The leaders of the world’s 20 biggest economies will debate how to tackle a global post-pandemic economic recovery and climate change in a two-day meeting over the weekend.
Saudi Arabia — the first Arab country to host a G20 summit — is holding it as a virtual meeting spread across two-days due to the coronavirus pandemic.
King Salman, who is presiding over the summit, said: “We have a duty to rise to the challenge together during this summit and give a strong message of hope and reassurance,” in his opening remarks.
“We must also continue to support the global economy and reopen our economies and borders to facilitate the mobility of trade and people,” he added.
The G20 nations represent around 85% of the world’s economic output and three-quarters of international trade.
COVID-19 will be high on the agenda, as well as purchases and global distribution of vaccines, drugs and tests for low-income countries that cannot afford such expenses themselves. The virus has so far claimed more than 1.37 million lives as infections continue to rage on.
The European Union will urge the G20 on Saturday to invest $4.5bn (£3.4bn) to help, it will also propose a treaty on pandemics to help prepare for the future.
“An international treaty would help us respond more quickly and in a more coordinated manner,” the chairman of EU leaders Charles Michel is expecting to tell the G20 on Sunday.
Saudi’s finance minister Mohammed al-Jadaan said the summit “will seek to strengthen international cooperation to support the global economic recovery.”
Meanwhile, UK prime minister Boris Johnson said: “The G20 committed in March to do whatever it takes to overcome the pandemic and protect lives and livelihoods. Johnson said that leaders “must hold” themselves “to account for that promise.”
The world’s wealthiest countries face mounting pressure to help stave off possible credit defaults across developing nations. While the global economy is recovering from the coronavirus pandemic, momentum is slowing in nations with rising infections.
The International Monetary Fund (IMF) warned in a report for the G20 summit that the recovery is uneven and the pandemic is likely to leave deep scars.
On Friday, United Nations Secretary-General Antonio Guterres said that poor people and highly indebted countries in the developing world are especially vulnerable, as they are “on the precipice of financial ruin and escalating poverty, hunger and untold suffering.”
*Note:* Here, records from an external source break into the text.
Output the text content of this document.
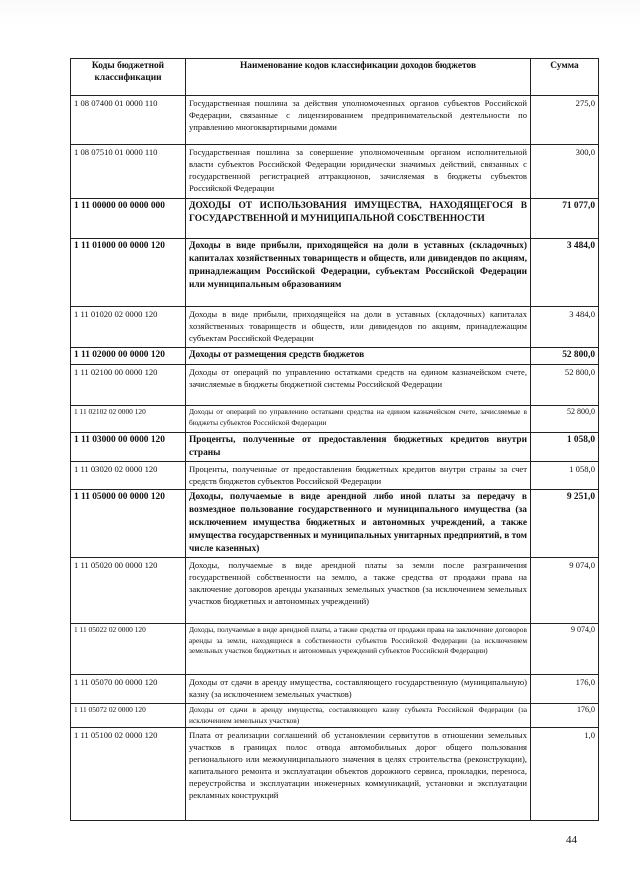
Коды бюджетной классификации	Наименование кодов классификации доходов бюджетов	Сумма
1 08 07400 01 0000 110	Государственная пошлина за действия уполномоченных органов субъектов Российской Федерации, связанные с лицензированием предпринимательской деятельности по управлению многоквартирными домами	275,0
1 08 07510 01 0000 110	Государственная пошлина за совершение уполномоченным органом исполнительной власти субъектов Российской Федерации юридически значимых действий, связанных с государственной регистрацией аттракционов, зачисляемая в бюджеты субъектов Российской Федерации	300,0
1 11 00000 00 0000 000	ДОХОДЫ ОТ ИСПОЛЬЗОВАНИЯ ИМУЩЕСТВА, НАХОДЯЩЕГОСЯ В ГОСУДАРСТВЕННОЙ И МУНИЦИПАЛЬНОЙ СОБСТВЕННОСТИ	71 077,0
1 11 01000 00 0000 120	Доходы в виде прибыли, приходящейся на доли в уставных (складочных) капиталах хозяйственных товариществ и обществ, или дивидендов по акциям, принадлежащим Российской Федерации, субъектам Российской Федерации или муниципальным образованиям	3 484,0
1 11 01020 02 0000 120	Доходы в виде прибыли, приходящейся на доли в уставных (складочных) капиталах хозяйственных товариществ и обществ, или дивидендов по акциям, принадлежащим субъектам Российской Федерации	3 484,0
1 11 02000 00 0000 120	Доходы от размещения средств бюджетов	52 800,0
1 11 02100 00 0000 120	Доходы от операций по управлению остатками средств на едином казначейском счете, зачисляемые в бюджеты бюджетной системы Российской Федерации	52 800,0
1 11 02102 02 0000 120	Доходы от операций по управлению остатками средства на едином казначейском счете, зачисляемые в бюджеты субъектов Российской Федерации	52 800,0
1 11 03000 00 0000 120	Проценты, полученные от предоставления бюджетных кредитов внутри страны	1 058,0
1 11 03020 02 0000 120	Проценты, полученные от предоставления бюджетных кредитов внутри страны за счет средств бюджетов субъектов Российской Федерации	1 058,0
1 11 05000 00 0000 120	Доходы, получаемые в виде арендной либо иной платы за передачу в возмездное пользование государственного и муниципального имущества (за исключением имущества бюджетных и автономных учреждений, а также имущества государственных и муниципальных унитарных предприятий, в том числе казенных)	9 251,0
1 11 05020 00 0000 120	Доходы, получаемые в виде арендной платы за земли после разграничения государственной собственности на землю, а также средства от продажи права на заключение договоров аренды указанных земельных участков (за исключением земельных участков бюджетных и автономных учреждений)	9 074,0
1 11 05022 02 0000 120	Доходы, получаемые в виде арендной платы, а также средства от продажи права на заключение договоров аренды за земли, находящиеся в собственности субъектов Российской Федерации (за исключением земельных участков бюджетных и автономных учреждений субъектов Российской Федерации)	9 074,0
1 11 05070 00 0000 120	Доходы от сдачи в аренду имущества, составляющего государственную (муниципальную) казну (за исключением земельных участков)	176,0
1 11 05072 02 0000 120	Доходы от сдачи в аренду имущества, составляющего казну субъекта Российской Федерации (за исключением земельных участков)	176,0
1 11 05100 02 0000 120	Плата от реализации соглашений об установлении сервитутов в отношении земельных участков в границах полос отвода автомобильных дорог общего пользования регионального или межмуниципального значения в целях строительства (реконструкции), капитального ремонта и эксплуатации объектов дорожного сервиса, прокладки, переноса, переустройства и эксплуатации инженерных коммуникаций, установки и эксплуатации рекламных конструкций	1,0
44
EU countries in the G20, motivated by the upcoming change of the US administration will also seek to revive talks on the stalled reform of the World Trade Organisation (WTO). Outgoing president Trump favoured bilateral trade deals over working through international bodies.
Germany’s chancellor Angela Merkel, Chinese president Xi Jinping and Russian leader Vladimir Putin, are expected to make speeches.
US president Donald Trump, who refuses to concede a bitter election loss to Democrat Joe Biden, will also participate, a US official said.
Climate change is also said to be on the agenda, with the change of US leadership raising hopes of tackling climate change at a G20 level.
Under Trump, the US pulled out of the Paris Agreement on fighting climate change, but the decision is likely to be reversed by President-elect Biden.
Following the example of EU nations, half of the G20 members, including Japan, China, South Korea and South Africa, plan to become climate — or at least carbon-neutral by 2050 or soon after.
“We expect, of course, new momentum from the new US administration on this issue, thanks to the President-elect’s declaration that the US would join the Paris Agreement once again,” European Commission president Ursula von der Leyen said.
To help finance the fight against climate change the European Union will push for the G20 nations to agree on common global standards on what constitutes “green” investment.
Leaders from the 20 wealthiest countries, including the US, China, Germany, Russia and other nations will release a final joint statement after the video conference.
The kingdom has come under fire for its human rights violations following the slaying of Saudi journalist Jamal Khashoggi.
Campaigners and family members of jailed activists have called on G20 leaders to urge the country to release its imprisoned activists.
On Thursday, Amnesty International — a UK-based group — said activists who led campaigns for women’s rights in Saudi Arabia continue to be imprisoned or are facing trial, despite the fact that women’s empowerment is on the gulf country’s G20 agenda.